Duh, now the Weinberg toilet seems to be so minimal that it looks like this ... :-P

http://puravida4cordi.files.wordpress.com/2011/09/dsc04172.jpg?w=1024&h=768


reader Luboš Motl said...

Looks like the map of Bulgaria to me but it may be due to my being influenced by the modern pro-EU Czech arts. ;-)

https://www.google.cz/search?q=bulgaria+entropa&um=1&ie=UTF-8&hl=en&tbm=isch&source=og&sa=N&tab=wi&biw=1317&bih=708


reader David Nataf said...

What happens to the rejection of fermiphobia if the branching ratios for leptons and tauons don't coverge?


reader Jiri Moudry said...

Is there a deep reason why the number of generations should be the same for quarks and leptons?


reader Luboš Motl said...

A good question and yes, there is an even better answer and it is Yes.


A mismatch between the number of lepton generations and quark generations would mean that there are uncancelled "gauge anomalies". This is a fancy mathematical object describing quantum corrections to symmetries - quantum effects that would inevitably violate the SU(3) x SU(2) x U(1) gauge symmetry even though it naively "has to hold".

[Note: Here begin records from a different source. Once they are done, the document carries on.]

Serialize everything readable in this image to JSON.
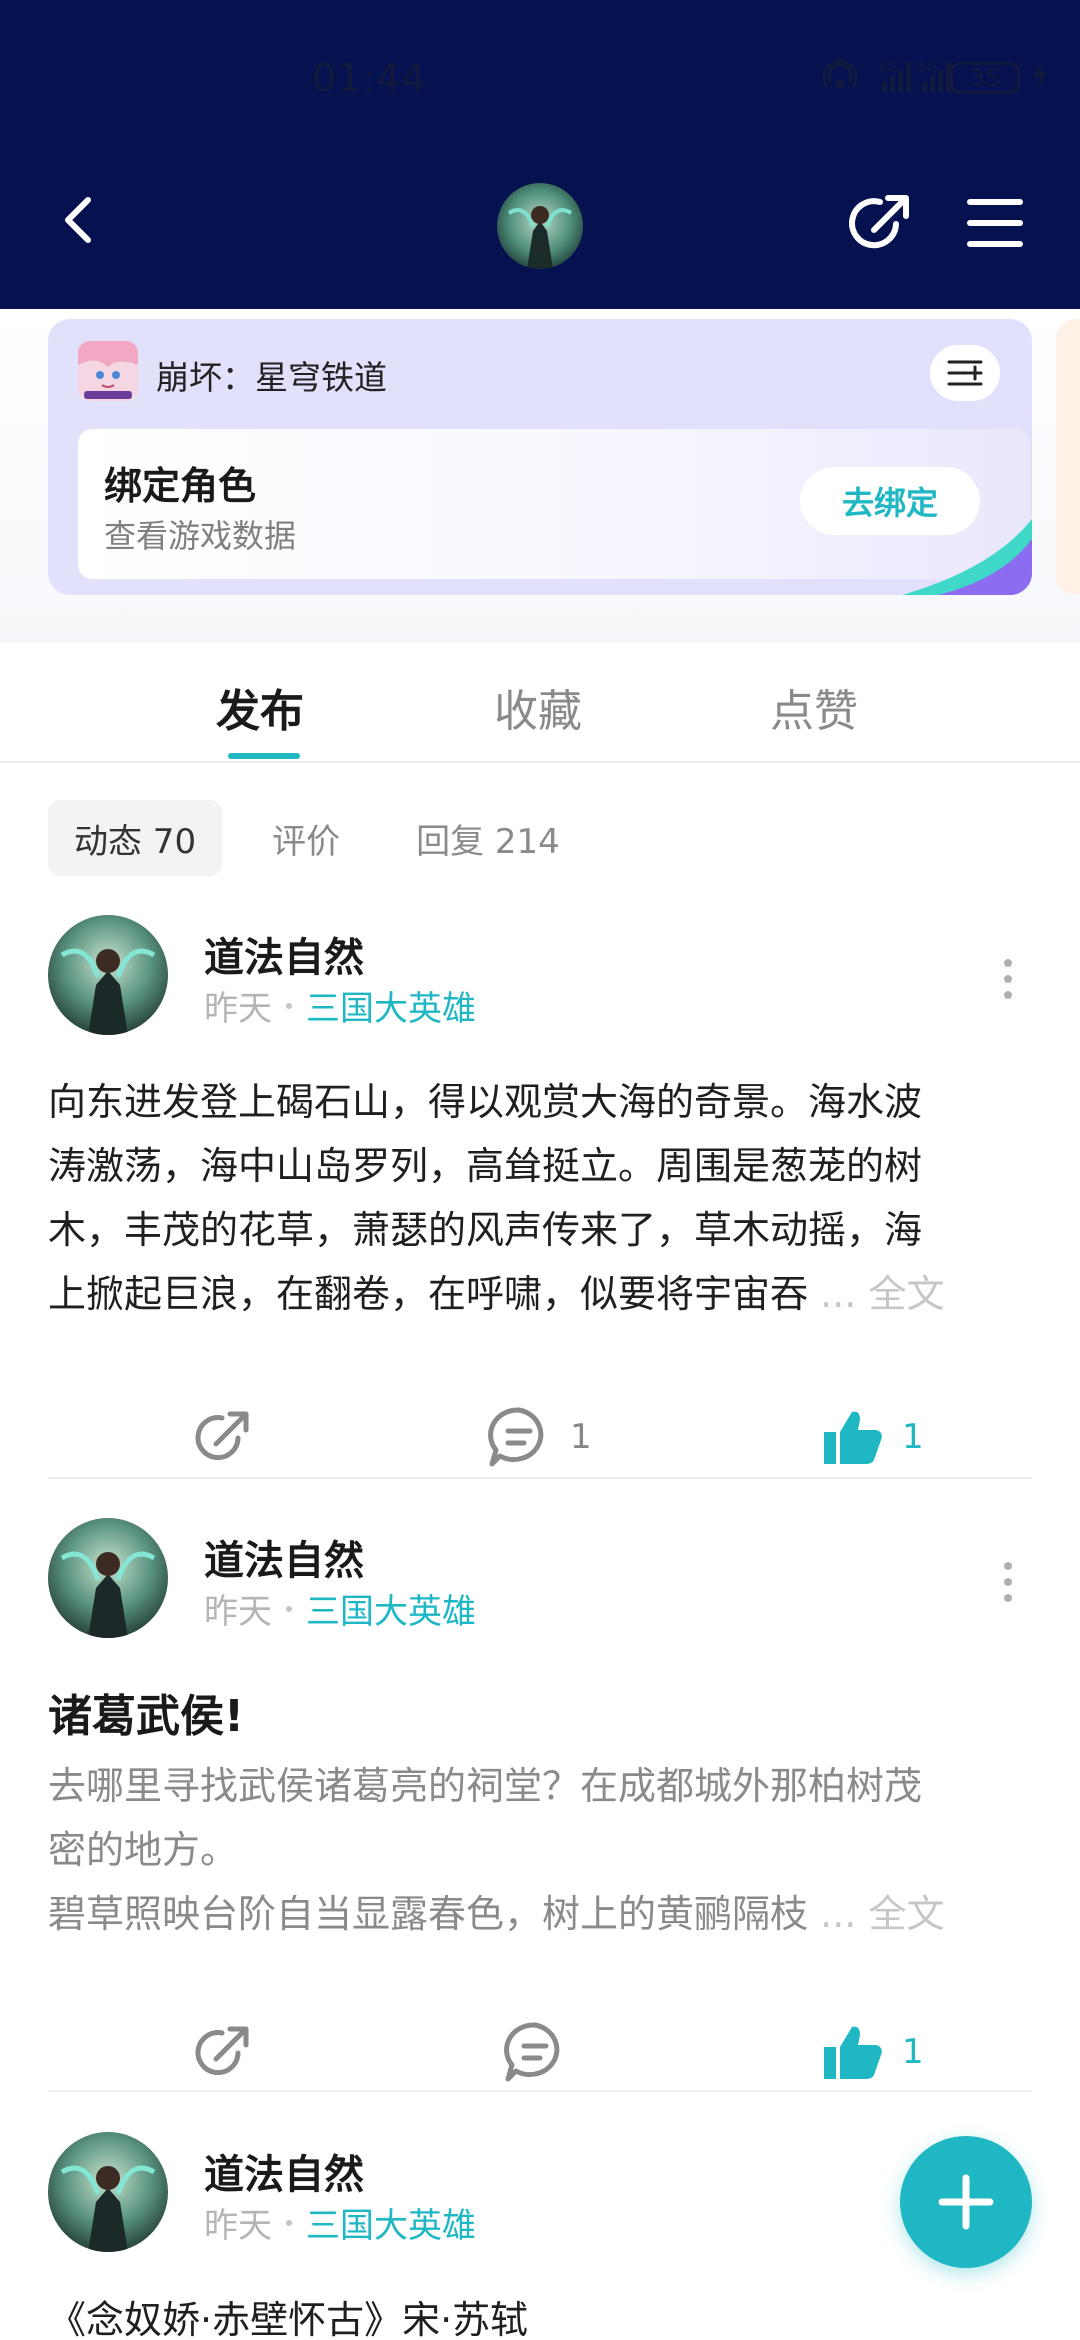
{
  "status": {
    "time": "01:44",
    "network_1": "4G",
    "network_2": "5G",
    "battery": "35"
  },
  "header": {
    "back_icon": "chevron-left-icon",
    "share_icon": "share-icon",
    "menu_icon": "menu-icon"
  },
  "bind_card": {
    "game_name": "崩坏：星穹铁道",
    "title": "绑定角色",
    "subtitle": "查看游戏数据",
    "button": "去绑定"
  },
  "main_tabs": [
    {
      "label": "发布",
      "active": true
    },
    {
      "label": "收藏",
      "active": false
    },
    {
      "label": "点赞",
      "active": false
    }
  ],
  "sub_tabs": [
    {
      "label": "动态 70",
      "active": true
    },
    {
      "label": "评价",
      "active": false
    },
    {
      "label": "回复 214",
      "active": false
    }
  ],
  "posts": [
    {
      "author": "道法自然",
      "time": "昨天",
      "game": "三国大英雄",
      "lines": [
        "向东进发登上碣石山，得以观赏大海的奇景。海水波",
        "涛激荡，海中山岛罗列，高耸挺立。周围是葱茏的树",
        "木，丰茂的花草，萧瑟的风声传来了，草木动摇，海",
        "上掀起巨浪，在翻卷，在呼啸，似要将宇宙吞"
      ],
      "ellipsis": "...",
      "fulltext": "全文",
      "comments": "1",
      "likes": "1"
    },
    {
      "author": "道法自然",
      "time": "昨天",
      "game": "三国大英雄",
      "title": "诸葛武侯!",
      "lines": [
        "去哪里寻找武侯诸葛亮的祠堂？在成都城外那柏树茂",
        "密的地方。",
        "碧草照映台阶自当显露春色，树上的黄鹂隔枝"
      ],
      "ellipsis": "...",
      "fulltext": "全文",
      "likes": "1"
    },
    {
      "author": "道法自然",
      "time": "昨天",
      "game": "三国大英雄",
      "lines": [
        "《念奴娇·赤壁怀古》宋·苏轼"
      ]
    }
  ],
  "colors": {
    "header_bg": "#06124f",
    "accent": "#1fb7c4",
    "card_bg": "#e2e1fb"
  },
  "fab_icon": "plus-icon"
}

These anomalies are given by triangle Feynman diagrams. For example, the sum of Q^3, the cubed electric charge, over all 2-component left-handed spinors in your theory has to vanish. It vanishes if you add up one generation of quarks and one of leptons (or 3+3) but it doesn't cancel for leptons or quarks separately. If gauge anomalies would be nonzero and survive, it would mean that the timelike components of the photon or other gauge bosons can't be "decoupled" and they could be created out of initial particles - with probabilities that would be negative in many cases.